Project Monterey was announced by VMware and NVIDIA and industry ecosystem partners at the VMworld 2020 conference, expect to use the latest network technologies including NVIDIA BlueField DPU to improve the performance, manageability, and security of enterprise-level data centers.
NVIDIA, Lenovo, and VMware collaborate to develop data center, cloud, and edge architectures into software-defined and hardware-accelerated models to handle modern workloads such as AI and machine learning.
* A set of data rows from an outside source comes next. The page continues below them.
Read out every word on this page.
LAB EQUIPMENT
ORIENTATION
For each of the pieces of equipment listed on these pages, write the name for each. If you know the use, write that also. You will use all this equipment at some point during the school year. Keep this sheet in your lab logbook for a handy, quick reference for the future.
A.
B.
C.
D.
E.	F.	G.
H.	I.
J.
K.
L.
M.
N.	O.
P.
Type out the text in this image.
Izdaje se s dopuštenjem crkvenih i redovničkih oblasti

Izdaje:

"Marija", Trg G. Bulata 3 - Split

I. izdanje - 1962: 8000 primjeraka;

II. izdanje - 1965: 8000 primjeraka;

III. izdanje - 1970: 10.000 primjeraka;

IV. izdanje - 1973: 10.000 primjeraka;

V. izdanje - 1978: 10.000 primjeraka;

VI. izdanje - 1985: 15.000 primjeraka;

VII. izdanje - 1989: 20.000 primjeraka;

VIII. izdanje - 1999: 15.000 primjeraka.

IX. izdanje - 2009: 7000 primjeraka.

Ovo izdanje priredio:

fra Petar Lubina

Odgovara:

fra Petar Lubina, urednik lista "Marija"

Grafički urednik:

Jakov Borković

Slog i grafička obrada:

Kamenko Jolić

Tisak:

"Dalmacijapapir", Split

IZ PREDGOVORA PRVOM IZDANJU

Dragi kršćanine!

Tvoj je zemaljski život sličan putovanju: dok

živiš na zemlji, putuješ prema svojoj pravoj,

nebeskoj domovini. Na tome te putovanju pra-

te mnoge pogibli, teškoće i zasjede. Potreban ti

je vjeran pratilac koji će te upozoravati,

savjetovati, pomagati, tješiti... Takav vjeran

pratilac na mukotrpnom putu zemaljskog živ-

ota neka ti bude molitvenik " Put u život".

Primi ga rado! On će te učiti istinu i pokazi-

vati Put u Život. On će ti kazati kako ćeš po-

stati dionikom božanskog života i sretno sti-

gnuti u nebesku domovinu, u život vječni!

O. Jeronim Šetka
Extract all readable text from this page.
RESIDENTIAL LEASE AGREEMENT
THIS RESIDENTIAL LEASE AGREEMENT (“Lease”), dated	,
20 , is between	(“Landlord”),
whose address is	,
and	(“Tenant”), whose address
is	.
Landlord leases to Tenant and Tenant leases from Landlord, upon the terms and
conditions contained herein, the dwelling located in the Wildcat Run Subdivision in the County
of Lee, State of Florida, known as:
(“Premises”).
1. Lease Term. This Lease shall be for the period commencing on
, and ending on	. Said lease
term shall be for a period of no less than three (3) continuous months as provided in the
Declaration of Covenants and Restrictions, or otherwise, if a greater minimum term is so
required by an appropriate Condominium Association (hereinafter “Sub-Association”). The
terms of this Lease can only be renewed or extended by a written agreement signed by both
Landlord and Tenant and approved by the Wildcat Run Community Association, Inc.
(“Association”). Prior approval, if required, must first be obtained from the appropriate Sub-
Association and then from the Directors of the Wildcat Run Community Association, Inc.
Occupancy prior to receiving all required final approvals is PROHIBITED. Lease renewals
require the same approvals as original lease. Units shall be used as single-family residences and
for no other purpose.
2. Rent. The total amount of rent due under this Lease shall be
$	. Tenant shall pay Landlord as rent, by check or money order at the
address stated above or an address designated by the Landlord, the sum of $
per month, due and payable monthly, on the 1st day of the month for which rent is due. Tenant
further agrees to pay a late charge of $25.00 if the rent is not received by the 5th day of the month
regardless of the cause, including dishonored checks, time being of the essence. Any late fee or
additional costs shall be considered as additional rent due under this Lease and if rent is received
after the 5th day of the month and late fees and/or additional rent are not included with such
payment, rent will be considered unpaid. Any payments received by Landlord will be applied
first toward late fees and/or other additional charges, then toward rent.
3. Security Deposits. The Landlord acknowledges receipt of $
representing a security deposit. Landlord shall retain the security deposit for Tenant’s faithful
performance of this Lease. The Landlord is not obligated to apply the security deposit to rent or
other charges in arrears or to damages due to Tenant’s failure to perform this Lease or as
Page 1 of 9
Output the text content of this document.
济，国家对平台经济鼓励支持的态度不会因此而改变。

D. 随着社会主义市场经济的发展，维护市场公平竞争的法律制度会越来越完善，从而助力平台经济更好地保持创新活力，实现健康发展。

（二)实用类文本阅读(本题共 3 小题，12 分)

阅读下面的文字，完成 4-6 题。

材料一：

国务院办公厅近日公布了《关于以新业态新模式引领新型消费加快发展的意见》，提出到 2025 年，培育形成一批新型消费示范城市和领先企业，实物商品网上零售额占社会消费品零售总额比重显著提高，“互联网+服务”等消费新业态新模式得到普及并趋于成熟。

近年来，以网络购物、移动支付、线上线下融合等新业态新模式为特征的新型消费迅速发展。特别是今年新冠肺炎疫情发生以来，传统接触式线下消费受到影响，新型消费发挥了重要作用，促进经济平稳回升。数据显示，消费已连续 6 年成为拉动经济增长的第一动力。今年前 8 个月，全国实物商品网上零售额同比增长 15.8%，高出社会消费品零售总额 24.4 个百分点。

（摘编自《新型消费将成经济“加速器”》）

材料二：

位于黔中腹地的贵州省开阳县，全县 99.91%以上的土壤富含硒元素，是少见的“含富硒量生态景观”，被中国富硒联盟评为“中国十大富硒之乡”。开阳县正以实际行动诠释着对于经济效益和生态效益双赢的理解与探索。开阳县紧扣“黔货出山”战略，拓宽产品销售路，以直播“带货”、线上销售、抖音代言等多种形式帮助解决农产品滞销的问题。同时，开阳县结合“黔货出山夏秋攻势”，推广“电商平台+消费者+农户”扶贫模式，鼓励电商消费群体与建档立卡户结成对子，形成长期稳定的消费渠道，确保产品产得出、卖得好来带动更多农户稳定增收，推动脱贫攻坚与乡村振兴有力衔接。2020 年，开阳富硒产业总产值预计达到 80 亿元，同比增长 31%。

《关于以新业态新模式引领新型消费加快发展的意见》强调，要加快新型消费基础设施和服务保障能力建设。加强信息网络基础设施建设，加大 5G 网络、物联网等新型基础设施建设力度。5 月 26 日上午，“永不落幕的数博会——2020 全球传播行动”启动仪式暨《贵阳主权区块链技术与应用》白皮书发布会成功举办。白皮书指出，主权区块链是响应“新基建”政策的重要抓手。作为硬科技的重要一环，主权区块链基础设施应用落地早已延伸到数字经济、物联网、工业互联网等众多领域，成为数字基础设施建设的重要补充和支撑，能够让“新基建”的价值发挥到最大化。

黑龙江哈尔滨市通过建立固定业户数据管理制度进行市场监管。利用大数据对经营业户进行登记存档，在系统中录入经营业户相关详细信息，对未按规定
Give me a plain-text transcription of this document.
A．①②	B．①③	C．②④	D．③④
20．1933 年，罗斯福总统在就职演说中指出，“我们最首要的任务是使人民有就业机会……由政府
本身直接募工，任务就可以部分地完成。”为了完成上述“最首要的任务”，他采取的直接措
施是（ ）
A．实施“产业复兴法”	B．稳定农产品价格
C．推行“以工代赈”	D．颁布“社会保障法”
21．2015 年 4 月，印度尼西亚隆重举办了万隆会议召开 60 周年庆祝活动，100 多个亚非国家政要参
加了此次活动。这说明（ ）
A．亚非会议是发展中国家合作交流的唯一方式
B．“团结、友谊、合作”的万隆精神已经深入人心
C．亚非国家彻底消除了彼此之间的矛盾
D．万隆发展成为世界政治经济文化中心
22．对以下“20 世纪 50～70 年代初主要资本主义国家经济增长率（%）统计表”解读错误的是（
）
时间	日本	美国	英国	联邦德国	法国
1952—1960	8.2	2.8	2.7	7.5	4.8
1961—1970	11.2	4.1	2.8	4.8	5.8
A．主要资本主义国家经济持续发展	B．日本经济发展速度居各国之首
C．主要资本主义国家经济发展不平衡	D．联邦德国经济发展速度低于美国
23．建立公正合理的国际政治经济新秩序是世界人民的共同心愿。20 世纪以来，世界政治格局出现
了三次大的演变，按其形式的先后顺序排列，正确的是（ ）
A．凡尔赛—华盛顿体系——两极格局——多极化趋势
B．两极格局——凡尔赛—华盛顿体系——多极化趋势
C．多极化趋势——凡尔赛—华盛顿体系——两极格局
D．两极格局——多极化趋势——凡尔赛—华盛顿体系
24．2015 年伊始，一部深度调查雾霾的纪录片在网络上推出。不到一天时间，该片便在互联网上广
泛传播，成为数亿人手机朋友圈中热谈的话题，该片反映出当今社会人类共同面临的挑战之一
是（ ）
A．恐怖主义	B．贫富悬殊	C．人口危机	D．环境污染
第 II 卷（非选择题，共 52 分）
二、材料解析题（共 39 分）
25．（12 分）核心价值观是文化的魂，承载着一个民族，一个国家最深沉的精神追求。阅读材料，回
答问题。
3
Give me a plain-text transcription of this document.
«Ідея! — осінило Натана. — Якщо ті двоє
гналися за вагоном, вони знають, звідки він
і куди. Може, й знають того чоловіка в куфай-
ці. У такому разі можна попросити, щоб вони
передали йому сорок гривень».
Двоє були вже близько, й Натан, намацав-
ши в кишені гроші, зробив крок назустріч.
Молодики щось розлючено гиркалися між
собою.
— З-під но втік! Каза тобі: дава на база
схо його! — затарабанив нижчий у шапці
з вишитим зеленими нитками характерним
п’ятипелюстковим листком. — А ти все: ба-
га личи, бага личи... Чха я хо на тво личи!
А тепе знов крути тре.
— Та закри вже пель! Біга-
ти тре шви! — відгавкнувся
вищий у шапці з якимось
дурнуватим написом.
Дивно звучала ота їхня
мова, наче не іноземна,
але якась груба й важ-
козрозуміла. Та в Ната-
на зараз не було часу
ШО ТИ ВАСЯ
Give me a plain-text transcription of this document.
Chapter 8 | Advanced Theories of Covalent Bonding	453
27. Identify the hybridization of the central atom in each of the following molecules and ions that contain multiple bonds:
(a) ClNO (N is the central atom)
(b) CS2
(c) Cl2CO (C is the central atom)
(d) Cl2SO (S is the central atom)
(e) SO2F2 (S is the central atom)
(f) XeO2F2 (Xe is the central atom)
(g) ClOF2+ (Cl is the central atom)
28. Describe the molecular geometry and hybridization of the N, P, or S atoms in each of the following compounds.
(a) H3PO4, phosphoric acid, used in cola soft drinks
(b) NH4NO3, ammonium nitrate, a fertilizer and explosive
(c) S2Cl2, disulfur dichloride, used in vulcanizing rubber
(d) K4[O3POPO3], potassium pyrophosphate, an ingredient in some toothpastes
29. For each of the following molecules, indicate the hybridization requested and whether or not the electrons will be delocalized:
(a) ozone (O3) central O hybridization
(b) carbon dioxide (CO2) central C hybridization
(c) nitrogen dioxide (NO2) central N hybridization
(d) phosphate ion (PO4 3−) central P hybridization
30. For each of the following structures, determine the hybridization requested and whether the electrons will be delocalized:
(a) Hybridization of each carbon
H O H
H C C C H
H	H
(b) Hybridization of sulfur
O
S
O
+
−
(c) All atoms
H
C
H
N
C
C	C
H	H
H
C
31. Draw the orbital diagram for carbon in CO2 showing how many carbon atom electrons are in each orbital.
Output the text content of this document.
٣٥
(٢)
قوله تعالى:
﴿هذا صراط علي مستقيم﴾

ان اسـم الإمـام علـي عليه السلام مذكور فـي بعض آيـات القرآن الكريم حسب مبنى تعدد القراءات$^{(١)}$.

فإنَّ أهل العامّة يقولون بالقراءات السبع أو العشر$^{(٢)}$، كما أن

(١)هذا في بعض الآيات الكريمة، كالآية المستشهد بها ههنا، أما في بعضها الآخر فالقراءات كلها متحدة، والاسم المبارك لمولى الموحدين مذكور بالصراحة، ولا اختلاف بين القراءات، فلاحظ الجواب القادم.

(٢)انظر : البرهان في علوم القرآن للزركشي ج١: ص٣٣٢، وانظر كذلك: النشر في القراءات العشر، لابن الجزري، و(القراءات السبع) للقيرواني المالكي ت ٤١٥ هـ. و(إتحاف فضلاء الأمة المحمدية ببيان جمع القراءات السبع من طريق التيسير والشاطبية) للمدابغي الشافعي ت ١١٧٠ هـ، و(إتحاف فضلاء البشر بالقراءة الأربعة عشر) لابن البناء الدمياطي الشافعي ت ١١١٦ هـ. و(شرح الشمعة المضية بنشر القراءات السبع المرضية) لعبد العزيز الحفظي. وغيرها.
Companies participating in the early trial program can use a pre-configured cluster supported by VMware, which is accelerated by a server equipped with BlueField DPU, including Lenovo ThinkAgile VX and ThinkSystem Ready-Nodes.
“AI is transforming data centers, driving demand for new workloads and architectures,” said Justin Boitano, vice president and general manager of Enterprise and Edge Computing at NVIDIA. “Lenovo’s collaboration in our Project Monterey early access program is a key step in allowing enterprises to embrace AI’s transformational benefits while tackling security and performance challenges.”
“Lenovo and NVIDIA’s collaboration on the Project Monterey early access program enables a fundamental solution shift towards advanced, DPU-powered data center architecture,” said Kamran Amini, vice president and general manager of Server, Storage and Software Defined Solutions at Lenovo ISG. “NVIDIA BlueField DPUs provide performance and security which enhance the modern data center that is software defined and hardware accelerated.”